(Editor’s note: Dairy operations in Virginia strive hard to make ends meet and to be good citizens in their community. This article by a noted Virginia environmental attorney shows a growing threat to this important industry.)
According to Capital Press, several Washington State dairies have been sued for violation of environmental laws and the “threatened fines that could total as much as $550 million and put the dairies out of business.”
On February 14, 2013, lawyers from Seattle, Washington and the Center for Food Safety in Washington, D.C. charged the family dairies with polluting groundwater in the lower Yakima Valley.
A review of the complaint filed by the Community Association for Restoration of the Environment, Inc. and the Center for Food Safety, Inc. demonstrates the ongoing opposition by environmental groups against concentrated animal feeding operations (CAFOs) in the United States.
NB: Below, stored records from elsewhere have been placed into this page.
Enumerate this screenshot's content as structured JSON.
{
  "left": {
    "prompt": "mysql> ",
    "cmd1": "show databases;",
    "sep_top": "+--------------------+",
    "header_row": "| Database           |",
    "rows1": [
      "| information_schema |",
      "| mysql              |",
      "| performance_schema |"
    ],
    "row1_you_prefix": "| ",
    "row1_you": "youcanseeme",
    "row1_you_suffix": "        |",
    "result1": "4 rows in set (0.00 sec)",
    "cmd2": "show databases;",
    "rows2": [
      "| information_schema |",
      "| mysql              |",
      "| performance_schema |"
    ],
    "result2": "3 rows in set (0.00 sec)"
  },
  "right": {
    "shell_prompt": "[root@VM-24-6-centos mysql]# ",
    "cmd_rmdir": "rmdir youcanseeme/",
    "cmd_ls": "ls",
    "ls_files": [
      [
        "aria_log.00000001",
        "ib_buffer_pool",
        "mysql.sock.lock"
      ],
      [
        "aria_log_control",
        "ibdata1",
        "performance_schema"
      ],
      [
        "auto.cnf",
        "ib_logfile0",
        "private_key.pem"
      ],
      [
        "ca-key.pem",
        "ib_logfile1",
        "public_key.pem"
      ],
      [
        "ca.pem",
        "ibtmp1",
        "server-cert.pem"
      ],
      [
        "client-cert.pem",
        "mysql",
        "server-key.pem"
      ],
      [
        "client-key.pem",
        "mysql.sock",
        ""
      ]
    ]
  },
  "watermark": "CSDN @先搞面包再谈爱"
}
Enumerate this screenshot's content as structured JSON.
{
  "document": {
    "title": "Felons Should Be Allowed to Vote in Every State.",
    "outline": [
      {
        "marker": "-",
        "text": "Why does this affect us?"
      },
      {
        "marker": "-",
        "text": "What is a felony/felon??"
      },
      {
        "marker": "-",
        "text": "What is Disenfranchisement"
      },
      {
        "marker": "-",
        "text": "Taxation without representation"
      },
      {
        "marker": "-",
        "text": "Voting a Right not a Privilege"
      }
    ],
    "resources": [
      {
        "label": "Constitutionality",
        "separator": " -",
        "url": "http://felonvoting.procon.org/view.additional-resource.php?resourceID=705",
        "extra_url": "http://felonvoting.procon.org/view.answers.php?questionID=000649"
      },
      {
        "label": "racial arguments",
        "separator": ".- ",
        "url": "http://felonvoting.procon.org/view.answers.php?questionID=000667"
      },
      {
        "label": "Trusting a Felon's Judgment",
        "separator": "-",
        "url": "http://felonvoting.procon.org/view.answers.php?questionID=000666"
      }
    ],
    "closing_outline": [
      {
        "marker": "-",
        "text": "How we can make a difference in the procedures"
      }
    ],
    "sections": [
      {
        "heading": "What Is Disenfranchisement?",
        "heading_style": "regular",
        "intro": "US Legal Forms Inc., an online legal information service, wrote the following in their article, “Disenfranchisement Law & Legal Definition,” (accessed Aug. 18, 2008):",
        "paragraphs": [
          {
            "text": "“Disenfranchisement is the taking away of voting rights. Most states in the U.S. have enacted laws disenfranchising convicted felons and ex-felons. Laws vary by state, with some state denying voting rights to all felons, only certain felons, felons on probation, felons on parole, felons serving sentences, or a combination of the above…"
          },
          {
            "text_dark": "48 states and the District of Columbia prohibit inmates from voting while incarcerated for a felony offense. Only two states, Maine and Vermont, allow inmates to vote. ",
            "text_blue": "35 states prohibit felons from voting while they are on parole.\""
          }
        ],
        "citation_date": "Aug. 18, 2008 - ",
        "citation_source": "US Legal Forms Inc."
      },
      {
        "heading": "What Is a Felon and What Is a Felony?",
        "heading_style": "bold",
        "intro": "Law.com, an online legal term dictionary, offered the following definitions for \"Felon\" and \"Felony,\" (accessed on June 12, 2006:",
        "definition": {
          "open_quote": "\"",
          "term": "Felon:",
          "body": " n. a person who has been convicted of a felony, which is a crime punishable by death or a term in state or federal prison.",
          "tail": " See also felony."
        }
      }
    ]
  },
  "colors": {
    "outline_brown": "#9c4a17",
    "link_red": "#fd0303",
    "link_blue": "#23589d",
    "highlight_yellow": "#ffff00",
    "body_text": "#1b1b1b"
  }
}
These lawsuits, where fines of $37,500 per day are sought, constitute a major threat against animal agriculture.
The environmental groups charge that the Cow Palace Dairy has 6,840 milking cows, 1,700 dry cows and approximately 3,000 calves and claim almost 10,000 animals are confined at the dairy. They claim the dairy produces more than 188,570 tons of manure annually and that the manure is stored in nine lagoons and applied on farm fields. Allegedly, the manure lagoons are located above an aquifer which serves as a domestic water supply.
The suit claim the lagoons are leaking as much as 8.6 million gallons annually, but the groups have no proof of such leakage. The plaintiffs claim they obtain their drinking water from aquifers which run under the dairy and the aquifers have been contaminated with nitrates, phosphorus, hormones, and antibiotics. As a result, the water is unsafe to drink.
These environmental plaintiffs claim the dairy is violating the Solid Waste Disposal Act, the Emergenc
y planning and Right to Know Act, and the Comprehensive Environmental Response Act otherwise known as Superfund. They claim that Cow Palace Dairy “employs improper manure management practices that constitute the open dumping of solid waste in violation of the Solid Waste Act.”
The complaint seeks injunctive relief requiring the Cow Palace Dairy to modify its handling, storage, treatment, transportation, and disposal of solid and hazardous waste.
It will probably come as a surprise to some of you that cow manure is considered a hazardous waste.
Solid waste?
The question arises as to whether cow manure, cow urine and water constitute a solid waste. The solid waste charge was made against poultry producers in an Oklahoma case in 2009. Chicken manure has phosphorus levels that generally are 3.5 times higher than those in cattle manure. A judge in the poultry cases found that, and presumably in dairy, manure is not a solid waste under EPA’s Solid Waste Act.
The court understood in the poultry cases that poultry litter is not being “discarded, thrown away, or abandoned.” Presumably the same reasoning will apply in the Washington dairy cases.
If manure is not abandoned, then it is not a waste! If it is a nutrient or soil conditioner then the manure is not a waste.
Nevertheless, the plaintiffs claim they are going to regulate manure spreading because the environmental contamination it causes includes widespread soil and groundwater contamination and could harm them and their families’ health.
In addition to this set of charges, the plaintiffs complain that a dairy “…emits hazardous pollutants, including but not limited to ammonia.” The complaint says these hazardous pollutants from the dairy are known to have “negative impacts” on human health.
Plaintiff Center for Food Safety claims that Cow Palace Dairy is violating two environmental reporting statutes mentioned above. It claims that the dairy emits more than 100 lbs. of ammonia per day and that this could cause an emergency which must be reported to appropriate authorities.
This case and others brought against CAFOs indicate the continuing legal actions animal agriculture faces. The complaint says that Cow Palace Dairy contaminates and continues to contaminate groundwater to the extent that the water is hazardous to drink. It also claims that the dairy’s practices of handling and storing manure present “an eminent and substantial endangerment to public health and/or the environment.” The complaint also says that the Cow Palace Dairy constitutes an “open dump” under the EPA Solid Waste Act.
If the environmental groups are successful in convincing a court of these charges, then every CAFO in America will find itself the subject of environmentalists’ lawsuits and substantial legal costs!